I want to re-emphasize (9). The fact that some verbal deception is permissible has almost no impact on our daily lives. It is extremely unlikely that any of us, myself certainly included, are speaking more truth than we ought to.


----------



## T.A.G. (Jan 1, 2010)

what do you say then to the atheist who says that if we are getting morality from the immutable character of God and God does not lie nor is it in His nature to lie then how do we justify lying. Could God lie to us for a just purpose, for if just lying is not sin then what would be wrong with God doing it? The skeptic could say that this is another reason why we can not use scripture in ethics because it is not ok to lie and then it is ok to lie...what do you say to these things?


----------



## Confessor (Jan 1, 2010)

T.A.G. said:


> what do you say then to the atheist who says that if we are getting morality from the immutable character of God and God does not lie nor is it in His nature to lie then how do we justify lying. Could God lie to us for a just purpose, for if just lying is not sin then what would be wrong with God doing it? The skeptic could say that this is another reason why we can not use scripture in ethics because it is not ok to lie and then it is ok to lie...what do you say to these things?


 
If we use some common sense when reading the Scriptures, we would understand that the condemnations of lying (cited in (9) above) are not referring to the obviously justified uses of deception, e.g. basketball pump fakes, joking/sarcastic statements, etc. Likewise, we can understand that when it says God cannot lie, it is not saying that Jesus would never have done a pump fake in basketball, or that Jesus would never state an untruth in sarcasm. The lying mentioned in those verses is obviously the immoral kind of lying, the lying which occurs most of the time by humans. _That_ is what God would never do, for _that_ is inconsistent with God's nature.

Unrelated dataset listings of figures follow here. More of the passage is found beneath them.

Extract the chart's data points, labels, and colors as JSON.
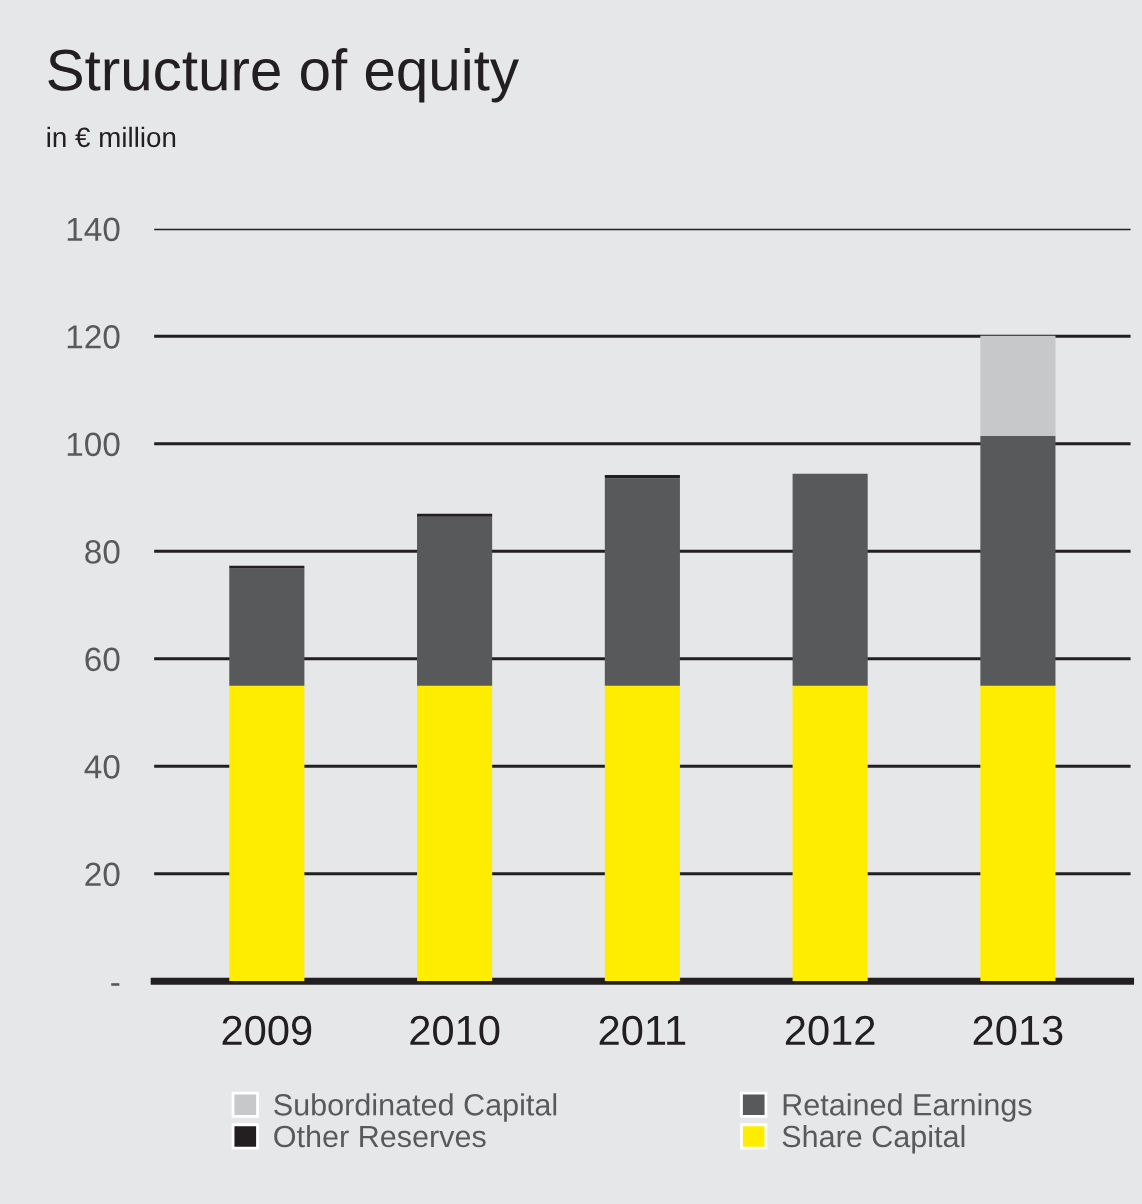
{
  "chart_data": {
    "type": "bar",
    "title": "Structure of equity",
    "subtitle": "in € million",
    "categories": [
      "2009",
      "2010",
      "2011",
      "2012",
      "2013"
    ],
    "stacked": true,
    "series": [
      {
        "name": "Share Capital",
        "color": "#ffed00",
        "values": [
          55,
          55,
          55,
          55,
          55
        ]
      },
      {
        "name": "Retained Earnings",
        "color": "#58595b",
        "values": [
          21.8,
          31.4,
          38.6,
          39.4,
          46.5
        ]
      },
      {
        "name": "Other Reserves",
        "color": "#231f20",
        "values": [
          0.5,
          0.6,
          0.6,
          null,
          null
        ]
      },
      {
        "name": "Subordinated Capital",
        "color": "#c7c8ca",
        "values": [
          null,
          null,
          null,
          null,
          18.6
        ]
      }
    ],
    "ylim": [
      0,
      140
    ],
    "yticks": [
      {
        "value": 0,
        "label": "-"
      },
      20,
      40,
      60,
      80,
      100,
      120,
      140
    ],
    "grid": "y",
    "legend": "bottom"
  }
}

If the atheist finds this unreasonable or thinks it to be a twisting of the text, then that's his fault for misinterpreting. He would be in the same boat as the unbeliever who adamantly asserts that 2 Chronicles 16:9 contradicts God's incorporeality.


----------



## Claudiu (Jan 4, 2010)

Joshua said:


> A lie is a lie is a lie. Here's a good thread on that. http://www.puritanboard.com/f50/moral-absolutes-lying-45873/


 
Oh yes I remember this thread!


----------



## Zenas (Jan 4, 2010)

"You shall not bear false witness against your neighbor." -ESV

"Thou shalt not bear false witness against thy neighbour." -KJV

"You shall not bear false witness against your neighbor." -NKJV

"You shall not give false testimony against your neighbor." -NIV

"Thou shalt not bear false witness against thy neighbor. " -ASV

"You shall not bear false witness against your neighbor." -NASB

The moral command involved in each of these translations is a prohibition against false witness against another person. This appears to be a legal term and I suspect the command has something to do with the necessity of credible witnesses to establish the guilt or innocence of someone accused of murder. I don't read it to be a command against lying in all contexts. Kant is wrong.


----------